In the following comment https://github.com/JuliaData/DataFrames.jl/pull/2612#issuecomment-776914558 I have code and results of running it that I do not understand. Some calls to innerjoin function cause 90% GC time, although I know they should not. I try to avoid this using GC.gc() earlier, but it does not help.
@nalimilan - who do you think might help diagnosing it?
So the question is - how one should properly perform a massive number of benchmarks to get correct results in situations where benchmarks allocate a lot (but within the limit of available memory with a safe margin).
slightly tangent: I believe in python, %timeit magic would turn off GC entirely during the run of that line. Which I don’t think is a good idea, but maybe btime can at least try a similar but more mild approach. Although, I think benchmarktools performs gcscrub between every run so I’m puzzled by the 10x difference.
I agree that GC cannot be disabled as, in particular sometimes GC must be triggered as otherwise you would run out of memory.

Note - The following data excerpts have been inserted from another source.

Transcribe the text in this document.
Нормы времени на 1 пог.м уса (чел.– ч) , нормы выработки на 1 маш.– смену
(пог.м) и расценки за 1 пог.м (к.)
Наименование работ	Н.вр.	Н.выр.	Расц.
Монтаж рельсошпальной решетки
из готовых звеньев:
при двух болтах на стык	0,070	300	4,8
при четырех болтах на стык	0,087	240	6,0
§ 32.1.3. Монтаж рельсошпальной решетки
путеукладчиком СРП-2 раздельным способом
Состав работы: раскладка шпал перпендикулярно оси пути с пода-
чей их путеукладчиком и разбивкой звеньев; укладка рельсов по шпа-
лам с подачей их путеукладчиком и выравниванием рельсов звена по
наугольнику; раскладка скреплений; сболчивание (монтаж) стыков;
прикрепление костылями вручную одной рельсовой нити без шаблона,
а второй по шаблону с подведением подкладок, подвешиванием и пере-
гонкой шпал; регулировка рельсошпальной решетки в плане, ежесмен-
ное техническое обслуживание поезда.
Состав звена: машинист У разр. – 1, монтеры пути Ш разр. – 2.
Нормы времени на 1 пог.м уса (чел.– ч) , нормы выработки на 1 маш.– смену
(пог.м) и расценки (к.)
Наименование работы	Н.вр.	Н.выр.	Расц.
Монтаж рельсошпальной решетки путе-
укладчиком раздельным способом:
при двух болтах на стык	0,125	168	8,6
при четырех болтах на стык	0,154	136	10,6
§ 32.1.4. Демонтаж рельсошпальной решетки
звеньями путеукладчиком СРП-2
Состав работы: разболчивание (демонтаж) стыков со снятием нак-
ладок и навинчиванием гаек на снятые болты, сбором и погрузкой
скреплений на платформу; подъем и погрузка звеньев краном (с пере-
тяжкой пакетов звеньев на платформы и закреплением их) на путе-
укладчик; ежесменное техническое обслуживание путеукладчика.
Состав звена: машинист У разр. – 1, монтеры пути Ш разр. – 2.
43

I suspect (I will do more tests tomorrow) that for some reason, as @jeff.bezanson commented in When does the garbage collector runs?, there is no 100% sure way to force GC inside a function at a given point (and it gets triggered later when Julia runs out of RAM inside @btime).
However, this would mean that benchmarking should be performed at top-level scope only. Is this a correct conclusion?
I have investigated the issue. The problem is that when I allocate collections holding millions of strings, even after these strings become unreachable:
GC.gc() becomes very slow
Memory does not go down (as if GC thought there are still references to these strings left)
This behavior is “sticky” - i.e. it keeps being this way after running many different operations.
I have some vague recollection that the interpolation of variables into the benchmark macro causes these variables to be unfreeable due to how the way the macro is implemented, but I might be wrong.
I am trying to get a minimal reproducer and it is very volatile. Also it matters if I call GC.gc(), GC.gc(true) or do not call it at all. For sure in large test suites as liked above I get this issue.
Yes that’s the worst case for CategoricalArray as it’s not supposed to be used with unique values. The cost of GC is due to allocating one CategoricalValue for each unique level. This PR should improve things a lot, but it’s slower in some cases on Julia 1.5 and below (not sure whether it’s really an issue).